In an economy with enforceable, transferable property titles, entrepreneurs can use assets as collateral with which to secure loans of loanable funds. The entrepreneur can then use the borrowed funds to purchase or lease land, labor, and capital as part of their production plan.

Raines is claiming that when Fannie provides more loanable funds to home buyers, more capital is created, thereby increasing the scope for entrepreneurship and economic growth. Here, Raines is guilty of confusing loanable funds and capital. Fannie’s subsidies and special privileges allow it to extend credit at a lower price than it otherwise would. This risk-shifting attracts more loanable funds into housing than otherwise would be, but does not increase the amount of real capital in society. No savings has taken place nor have any new capital goods been produced.

If Raines were really interested in increasing the amount of capital, the funds that Fannie loaned to the home buyer could have been loaned to an entrepreneur to fund real investment. If that is the goal, what benefit is there of first loaning the money to a home buyer, who can then borrow against his home? Fannie and other intermediaries may profit from this sequence of exchanges, but that is not to be confused with more savings or the production of more capital goods.

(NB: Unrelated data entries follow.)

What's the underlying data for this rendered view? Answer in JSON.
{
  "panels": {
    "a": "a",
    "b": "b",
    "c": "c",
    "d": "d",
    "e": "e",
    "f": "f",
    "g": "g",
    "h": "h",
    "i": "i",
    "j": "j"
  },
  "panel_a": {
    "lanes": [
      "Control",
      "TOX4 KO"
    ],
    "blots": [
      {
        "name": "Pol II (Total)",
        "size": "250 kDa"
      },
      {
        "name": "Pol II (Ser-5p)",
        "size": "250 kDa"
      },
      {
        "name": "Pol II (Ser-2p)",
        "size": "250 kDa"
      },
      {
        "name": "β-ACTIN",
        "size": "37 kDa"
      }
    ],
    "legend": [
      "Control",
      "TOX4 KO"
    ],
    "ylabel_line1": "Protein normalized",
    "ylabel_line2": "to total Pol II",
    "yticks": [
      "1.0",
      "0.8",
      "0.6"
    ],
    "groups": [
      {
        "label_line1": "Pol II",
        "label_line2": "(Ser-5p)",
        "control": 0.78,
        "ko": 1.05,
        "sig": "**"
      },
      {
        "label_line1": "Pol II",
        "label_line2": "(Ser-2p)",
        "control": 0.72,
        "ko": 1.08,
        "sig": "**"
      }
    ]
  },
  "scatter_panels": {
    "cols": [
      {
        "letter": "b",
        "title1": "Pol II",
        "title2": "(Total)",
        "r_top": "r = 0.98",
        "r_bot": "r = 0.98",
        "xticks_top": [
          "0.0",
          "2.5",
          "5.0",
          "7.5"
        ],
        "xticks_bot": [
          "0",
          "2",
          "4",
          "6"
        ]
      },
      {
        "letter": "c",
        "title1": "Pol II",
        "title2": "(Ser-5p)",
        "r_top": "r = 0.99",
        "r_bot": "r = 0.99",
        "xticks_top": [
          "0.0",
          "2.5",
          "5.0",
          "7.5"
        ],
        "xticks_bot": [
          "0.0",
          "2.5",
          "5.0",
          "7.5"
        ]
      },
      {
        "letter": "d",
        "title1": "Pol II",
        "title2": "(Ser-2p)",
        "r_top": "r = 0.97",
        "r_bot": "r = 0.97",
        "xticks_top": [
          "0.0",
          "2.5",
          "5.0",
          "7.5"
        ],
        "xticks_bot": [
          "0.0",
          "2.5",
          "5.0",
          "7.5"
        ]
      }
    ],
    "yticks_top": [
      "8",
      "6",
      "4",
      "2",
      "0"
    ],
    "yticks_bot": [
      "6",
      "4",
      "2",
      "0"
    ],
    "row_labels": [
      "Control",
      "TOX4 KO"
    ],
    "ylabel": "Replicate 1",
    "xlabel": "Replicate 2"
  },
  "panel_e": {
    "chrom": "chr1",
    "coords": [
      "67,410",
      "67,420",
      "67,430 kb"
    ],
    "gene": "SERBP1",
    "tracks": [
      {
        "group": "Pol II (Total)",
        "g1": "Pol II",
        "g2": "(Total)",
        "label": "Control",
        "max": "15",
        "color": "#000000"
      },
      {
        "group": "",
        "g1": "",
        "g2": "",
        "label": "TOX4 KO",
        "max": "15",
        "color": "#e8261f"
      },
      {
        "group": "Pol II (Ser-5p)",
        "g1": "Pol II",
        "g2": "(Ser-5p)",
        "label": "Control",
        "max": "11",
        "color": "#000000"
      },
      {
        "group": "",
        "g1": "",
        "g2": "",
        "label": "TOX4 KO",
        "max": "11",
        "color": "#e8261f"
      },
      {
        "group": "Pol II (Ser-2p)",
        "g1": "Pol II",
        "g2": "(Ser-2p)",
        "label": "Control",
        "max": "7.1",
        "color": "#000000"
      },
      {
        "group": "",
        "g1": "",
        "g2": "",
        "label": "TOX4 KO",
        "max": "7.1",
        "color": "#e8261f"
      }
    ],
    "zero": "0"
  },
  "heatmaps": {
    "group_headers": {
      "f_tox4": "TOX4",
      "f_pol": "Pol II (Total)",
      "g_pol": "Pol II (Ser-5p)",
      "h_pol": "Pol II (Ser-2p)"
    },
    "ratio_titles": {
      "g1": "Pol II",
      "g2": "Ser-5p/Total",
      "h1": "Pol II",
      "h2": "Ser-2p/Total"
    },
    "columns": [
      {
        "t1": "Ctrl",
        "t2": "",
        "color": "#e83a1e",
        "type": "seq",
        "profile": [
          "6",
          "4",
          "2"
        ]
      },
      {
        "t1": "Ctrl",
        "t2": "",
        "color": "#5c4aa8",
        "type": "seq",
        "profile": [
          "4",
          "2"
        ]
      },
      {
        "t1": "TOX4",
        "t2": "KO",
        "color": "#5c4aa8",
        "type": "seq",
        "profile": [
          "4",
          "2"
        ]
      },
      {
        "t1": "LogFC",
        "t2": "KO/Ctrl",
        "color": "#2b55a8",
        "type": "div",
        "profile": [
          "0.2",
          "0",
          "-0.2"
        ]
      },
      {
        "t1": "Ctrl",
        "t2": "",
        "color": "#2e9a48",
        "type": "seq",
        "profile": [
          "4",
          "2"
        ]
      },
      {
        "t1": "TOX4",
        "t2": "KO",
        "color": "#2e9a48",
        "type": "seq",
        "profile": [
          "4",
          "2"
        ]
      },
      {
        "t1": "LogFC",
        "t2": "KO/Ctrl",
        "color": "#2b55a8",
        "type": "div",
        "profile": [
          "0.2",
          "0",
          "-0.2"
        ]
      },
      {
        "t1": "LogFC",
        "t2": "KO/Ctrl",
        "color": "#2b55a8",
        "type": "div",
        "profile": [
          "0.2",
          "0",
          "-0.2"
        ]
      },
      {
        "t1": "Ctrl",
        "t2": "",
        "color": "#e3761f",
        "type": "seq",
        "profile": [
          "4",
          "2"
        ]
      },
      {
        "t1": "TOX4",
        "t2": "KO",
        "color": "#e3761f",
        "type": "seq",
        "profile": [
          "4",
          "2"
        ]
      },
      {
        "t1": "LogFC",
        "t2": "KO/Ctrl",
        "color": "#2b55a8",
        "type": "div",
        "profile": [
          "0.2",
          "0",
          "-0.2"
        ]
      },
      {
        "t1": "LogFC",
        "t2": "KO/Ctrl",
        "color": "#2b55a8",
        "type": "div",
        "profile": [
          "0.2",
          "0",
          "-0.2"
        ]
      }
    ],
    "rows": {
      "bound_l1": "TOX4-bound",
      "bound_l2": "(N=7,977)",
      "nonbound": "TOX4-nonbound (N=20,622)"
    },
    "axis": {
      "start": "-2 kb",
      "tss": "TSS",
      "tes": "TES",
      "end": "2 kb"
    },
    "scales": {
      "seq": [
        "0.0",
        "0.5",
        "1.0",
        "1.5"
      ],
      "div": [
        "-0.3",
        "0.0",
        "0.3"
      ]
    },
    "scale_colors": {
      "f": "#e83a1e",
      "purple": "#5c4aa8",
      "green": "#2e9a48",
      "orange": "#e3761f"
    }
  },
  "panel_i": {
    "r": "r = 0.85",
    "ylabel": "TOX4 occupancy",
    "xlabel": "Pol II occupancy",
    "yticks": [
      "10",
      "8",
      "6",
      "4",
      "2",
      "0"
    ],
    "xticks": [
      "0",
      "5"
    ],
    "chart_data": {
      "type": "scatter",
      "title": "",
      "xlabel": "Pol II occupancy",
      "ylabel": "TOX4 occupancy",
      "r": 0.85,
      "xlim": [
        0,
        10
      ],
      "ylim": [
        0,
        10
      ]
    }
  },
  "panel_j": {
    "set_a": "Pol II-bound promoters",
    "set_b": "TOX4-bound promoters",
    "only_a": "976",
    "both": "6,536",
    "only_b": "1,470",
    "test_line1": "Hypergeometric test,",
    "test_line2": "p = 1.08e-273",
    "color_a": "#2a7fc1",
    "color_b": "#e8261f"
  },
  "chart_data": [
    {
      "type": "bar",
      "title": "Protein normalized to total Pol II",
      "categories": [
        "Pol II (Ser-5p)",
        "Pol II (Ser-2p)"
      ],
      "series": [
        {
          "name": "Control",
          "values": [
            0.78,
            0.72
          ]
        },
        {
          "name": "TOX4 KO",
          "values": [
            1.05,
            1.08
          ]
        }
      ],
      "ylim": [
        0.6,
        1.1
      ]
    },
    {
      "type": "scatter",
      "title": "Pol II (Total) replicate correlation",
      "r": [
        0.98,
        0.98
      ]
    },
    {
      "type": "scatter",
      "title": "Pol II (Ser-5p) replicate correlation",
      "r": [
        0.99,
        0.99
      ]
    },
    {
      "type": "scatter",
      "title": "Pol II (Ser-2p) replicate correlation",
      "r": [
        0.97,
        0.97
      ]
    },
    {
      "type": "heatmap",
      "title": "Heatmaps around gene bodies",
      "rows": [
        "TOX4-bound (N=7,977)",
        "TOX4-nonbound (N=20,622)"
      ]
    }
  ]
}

As chronicled by numerous observers of the current financial scene,14  Fannie funding is increasingly used for “cash-out” refinancing and home equity loans, the proceeds of which are spent to pay down credit card debt, or to fund more consumption items. The long-term result of increasing consumption at the expense of savings investment is that capital is consumed without being replaced. An economy with less capital can produce fewer consumption goods. Overall wealth is diminished.

Conclusion

An economy grows, i.e., increases its ability to produce consumption goods, when people save enough to fund the accumulation of more capital. Thus, wealth creation depends on savings. This is the only real way to make most things more affordable for the bulk of the population. Only the accumulation of more capital goods will enable business firms to produce more consumption goods.

Raines may be in a dream business, but the net result of Fannie Mae’s actions in the credit markets is a nightmare of resource misallocation and massive systemic risk.